Ortega has expanded his portfolio to incorporate some major real estate projects, including the tallest tower in Spain, the Torre Picasso in Madrid and the The Epic Residences & Hotel in downtown Miami. Zara's founder, who also owns Spanish football club Deportivo La Coruña and regularly attends games at the Riazor, made light work of Spain's financial crisis as he gained $45bn between 2009 and 2014.
Keeping a low profile
Despite his immense wealth, Ortega has managed to keep a remarkably low profile throughout his career. The 81-year-old has only conceded three interviews in his lifetime and no pictures of him were published until 1999.
Even more bizarrely, for a man who's founded one of the giants of the fashion world, Ortega seems to have little time for fashion and he is known for refusing to wear a tie and dressing in the same outfit – a blue blazer, white shirt, and grey trousers — none of are Zara products.
Despite stepping down from his role as Inditex's chairman five years ago, he regularly visits the company's headquarters and he often has lunch with his employees in the company cafeteria, rather than in his own office.

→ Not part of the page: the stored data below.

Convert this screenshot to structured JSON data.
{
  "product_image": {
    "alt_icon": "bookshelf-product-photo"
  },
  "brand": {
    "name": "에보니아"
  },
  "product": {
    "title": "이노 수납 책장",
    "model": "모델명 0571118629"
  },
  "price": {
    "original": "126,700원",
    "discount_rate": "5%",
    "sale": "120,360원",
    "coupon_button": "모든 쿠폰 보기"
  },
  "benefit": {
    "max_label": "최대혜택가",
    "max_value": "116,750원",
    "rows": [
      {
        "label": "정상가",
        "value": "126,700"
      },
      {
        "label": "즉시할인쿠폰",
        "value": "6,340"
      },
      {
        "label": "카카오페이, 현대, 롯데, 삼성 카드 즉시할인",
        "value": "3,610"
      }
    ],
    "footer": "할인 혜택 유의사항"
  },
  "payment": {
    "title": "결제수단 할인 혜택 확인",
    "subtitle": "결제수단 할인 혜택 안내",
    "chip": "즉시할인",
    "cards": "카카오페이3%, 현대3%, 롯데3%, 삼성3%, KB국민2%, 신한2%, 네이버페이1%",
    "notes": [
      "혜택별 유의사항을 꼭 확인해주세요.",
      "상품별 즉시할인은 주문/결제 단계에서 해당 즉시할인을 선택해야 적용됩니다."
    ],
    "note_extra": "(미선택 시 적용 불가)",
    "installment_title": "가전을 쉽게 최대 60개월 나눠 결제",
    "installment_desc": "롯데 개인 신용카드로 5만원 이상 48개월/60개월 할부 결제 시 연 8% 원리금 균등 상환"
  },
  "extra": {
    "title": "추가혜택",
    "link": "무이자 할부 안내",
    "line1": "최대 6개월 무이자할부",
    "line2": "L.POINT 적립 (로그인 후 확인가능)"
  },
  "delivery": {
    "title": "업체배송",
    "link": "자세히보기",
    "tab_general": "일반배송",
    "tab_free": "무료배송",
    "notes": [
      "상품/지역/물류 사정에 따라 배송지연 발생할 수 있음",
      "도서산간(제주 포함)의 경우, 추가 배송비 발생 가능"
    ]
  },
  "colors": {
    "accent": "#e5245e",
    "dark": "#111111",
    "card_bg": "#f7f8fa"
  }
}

Brfiefly becoming the richest man in the world
In September last year, Forbes named Ortega the world's richest man, after his personal fortune surpassed that of Microsoft founder Bill Gates, who previously laid claim to the title.
The businessman's $79.5bn fortune increased by $1.7bn, surpassing the tech entrepreneur's estimated $78.5bn, when shares for parent company Inditex went up 2.5%. However, Ortega has since relinquished the title –but he remains the wealthiest retailer in the world.